A businessman who builds amphibious cars has been warned he faces jail after supplying what a judge described as a "floating coffin" to a tour operator.

Tim Dutton, 59, of Worthing, was found guilty today of a trading standards offence after building and supplying a vehicle for use in the Lake District.

He now faces a possible sentence of up to two years in prison plus the possibility of an unlimited fine.

The judge also warned he would have to pay costs and compensation and was likely to be banned from holding a company directorship.

When Dutton's barrister Charlotte Eadie suggested that any financial penalty should be left until after the end of civil court proceedings, through which he has already been ordered to pay £33,860 compensation, Judge Paul Batty QC said: "He is not going to wriggle out of his responsibilities. That I will not countenance at all."

Dutton, former managing director of Amphibious Cars Ltd, of Littlehampton, was found guilty of "consenting or conniving at" supplying an amphibious vehicle whose claim that it was "for the purpose of carrying passengers on land and/or water" was false.

The company has now been wound up - just like eight other firms Dutton has been involved with since 1991.

The jury's unanimous guilty verdict was returned in less than an hour at Carlisle Crown Court.

Judge Batty told Dutton - appearing in court under his full name of Tim Dutton-Woolley: "In my judgment you were convicted - and in double quick time too - on overwhelming evidence."

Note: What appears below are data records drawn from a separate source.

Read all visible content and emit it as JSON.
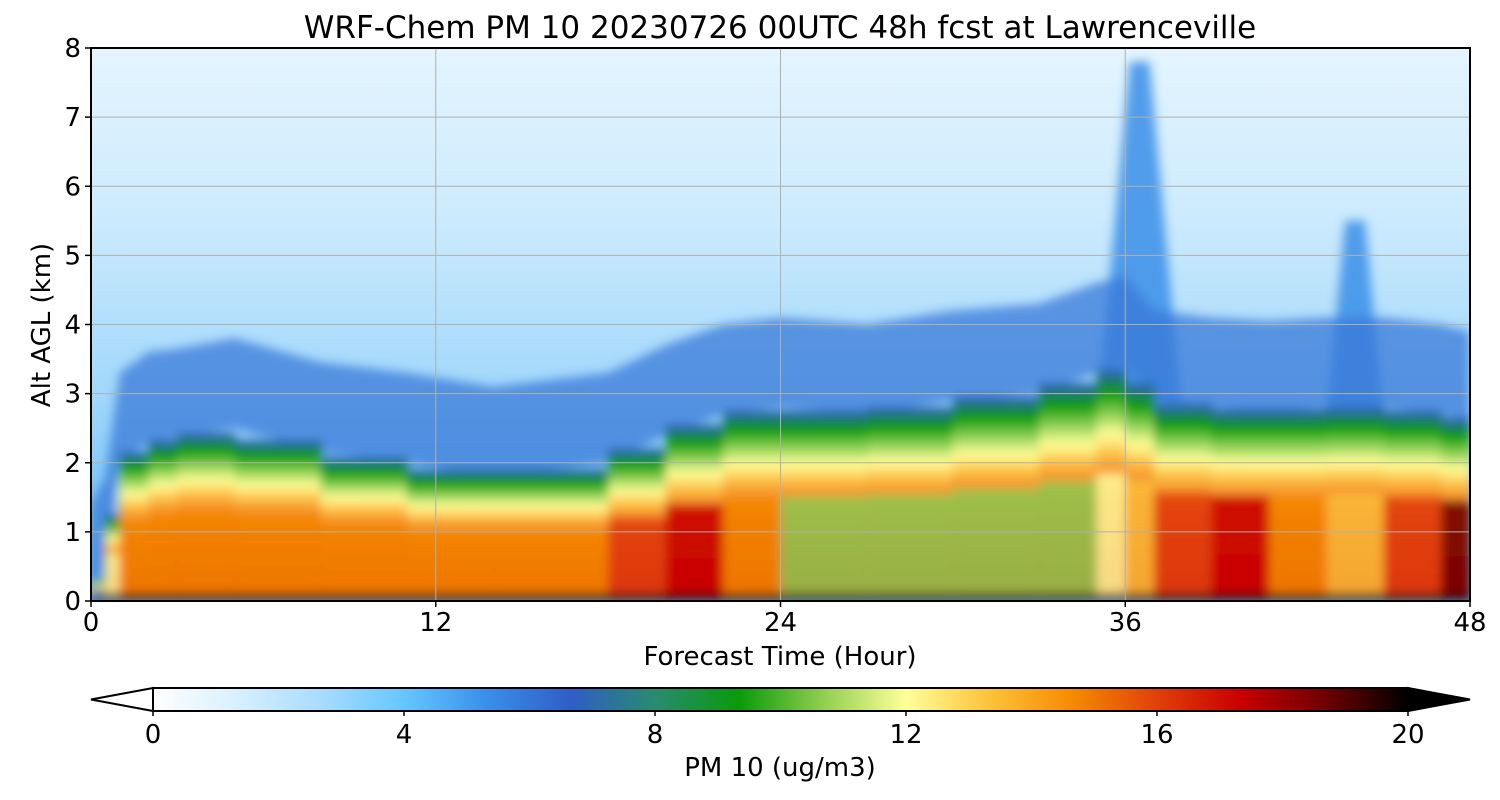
{
  "chart_data": {
    "type": "heatmap",
    "title": "WRF-Chem PM 10  20230726 00UTC 48h fcst at Lawrenceville",
    "xlabel": "Forecast Time (Hour)",
    "ylabel": "Alt AGL (km)",
    "xlim": [
      0,
      48
    ],
    "ylim": [
      0,
      8
    ],
    "x_ticks": [
      "0",
      "12",
      "24",
      "36",
      "48"
    ],
    "y_ticks": [
      "0",
      "1",
      "2",
      "3",
      "4",
      "5",
      "6",
      "7",
      "8"
    ],
    "grid": true,
    "colorbar": {
      "label": "PM 10  (ug/m3)",
      "vmin": 0,
      "vmax": 20,
      "ticks": [
        "0",
        "4",
        "8",
        "12",
        "16",
        "20"
      ],
      "extend": "both",
      "colors": [
        "#ffffff",
        "#d8f0ff",
        "#a8dcff",
        "#66c6ff",
        "#3a8ee8",
        "#2f5ec4",
        "#2a8a70",
        "#0a9a0a",
        "#8fce50",
        "#ffff9a",
        "#fcc23a",
        "#f58a00",
        "#e0400a",
        "#c80000",
        "#700000",
        "#000000"
      ]
    },
    "layers": {
      "hours": [
        0,
        0.5,
        1,
        2,
        3,
        5,
        8,
        11,
        14,
        18,
        20,
        22,
        24,
        27,
        30,
        33,
        35,
        36,
        37,
        39,
        41,
        43,
        45,
        47,
        48
      ],
      "surface_max_pm10": [
        1,
        8,
        15,
        15,
        15,
        15,
        15,
        15,
        15,
        15,
        16,
        18,
        11,
        11,
        11,
        11,
        11,
        12,
        15,
        18,
        16,
        14,
        13,
        18,
        20
      ],
      "aerosol_top_km": [
        0.1,
        0.5,
        2.0,
        2.3,
        2.35,
        2.5,
        2.15,
        2.0,
        1.8,
        2.0,
        2.4,
        2.7,
        2.8,
        2.7,
        2.9,
        3.0,
        3.3,
        3.4,
        2.9,
        2.8,
        2.75,
        2.8,
        2.8,
        2.7,
        2.6
      ],
      "elevated_plume": [
        {
          "hours": [
            35,
            38
          ],
          "top_km": 7.8,
          "pm10": 5
        },
        {
          "hours": [
            43,
            45
          ],
          "top_km": 5.5,
          "pm10": 5
        }
      ]
    }
  }
}
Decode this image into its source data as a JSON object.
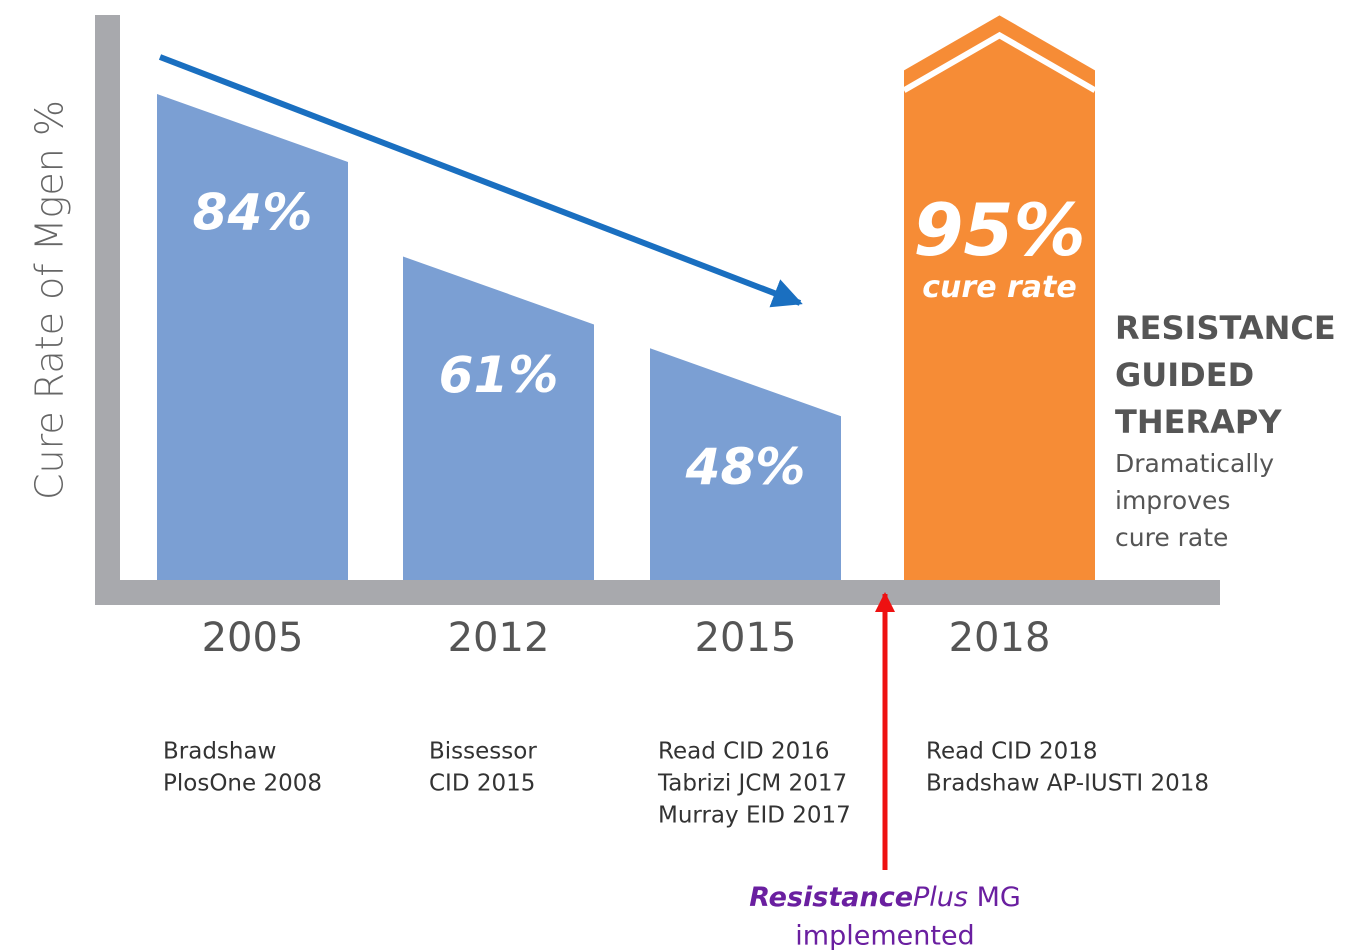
{
  "chart_data": {
    "type": "bar",
    "ylabel": "Cure Rate of Mgen %",
    "categories": [
      "2005",
      "2012",
      "2015",
      "2018"
    ],
    "values": [
      84,
      61,
      48,
      95
    ],
    "value_labels": [
      "84%",
      "61%",
      "48%",
      "95%"
    ],
    "colors": [
      "#7b9fd3",
      "#7b9fd3",
      "#7b9fd3",
      "#f68c36"
    ],
    "ylim": [
      20,
      100
    ],
    "highlight_subtitle": "cure rate",
    "references": [
      [
        "Bradshaw",
        "PlosOne 2008"
      ],
      [
        "Bissessor",
        "CID 2015"
      ],
      [
        "Read CID 2016",
        "Tabrizi JCM 2017",
        "Murray  EID 2017"
      ],
      [
        "Read CID 2018",
        "Bradshaw AP-IUSTI 2018"
      ]
    ],
    "annotation": {
      "heading": [
        "RESISTANCE",
        "GUIDED",
        "THERAPY"
      ],
      "text": [
        "Dramatically",
        "improves",
        "cure rate"
      ]
    },
    "marker": {
      "brand_bold": "Resistance",
      "brand_italic": "Plus",
      "brand_rest": " MG",
      "line2": "implemented"
    }
  }
}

The judge told him he found him "glib and dishonest" and warned him he deserved a "significant sentence".

He said the vehicle sold to Windermere businessman Adrian Cowdroy so he could provide family tours "straight from the mountain roads, down the slipway and onto the water" was "an absolute disgrace".

He said: "It was unsafe whether on land or on water. It was nothing short of a floating coffin."

During the trial Mr Cowdroy said he wanted to use the vehicle to give land-and-lake trips to tourists but said he had to give up his idea when he discovered it wasn't fit to be used either on land or water because it leaked and was unstable.

He said the vehicle - a specially converted long wheelbase Suzuki Jimny - was condemned as unroadworthy in a series of land-based inspections and refused a licence to be used on the lake when inspectors found it was not watertight.

Dutton was bailed on condition that he lives at his flat in Park Crescent, Worthing.

He will return to court to be sentenced on May 28.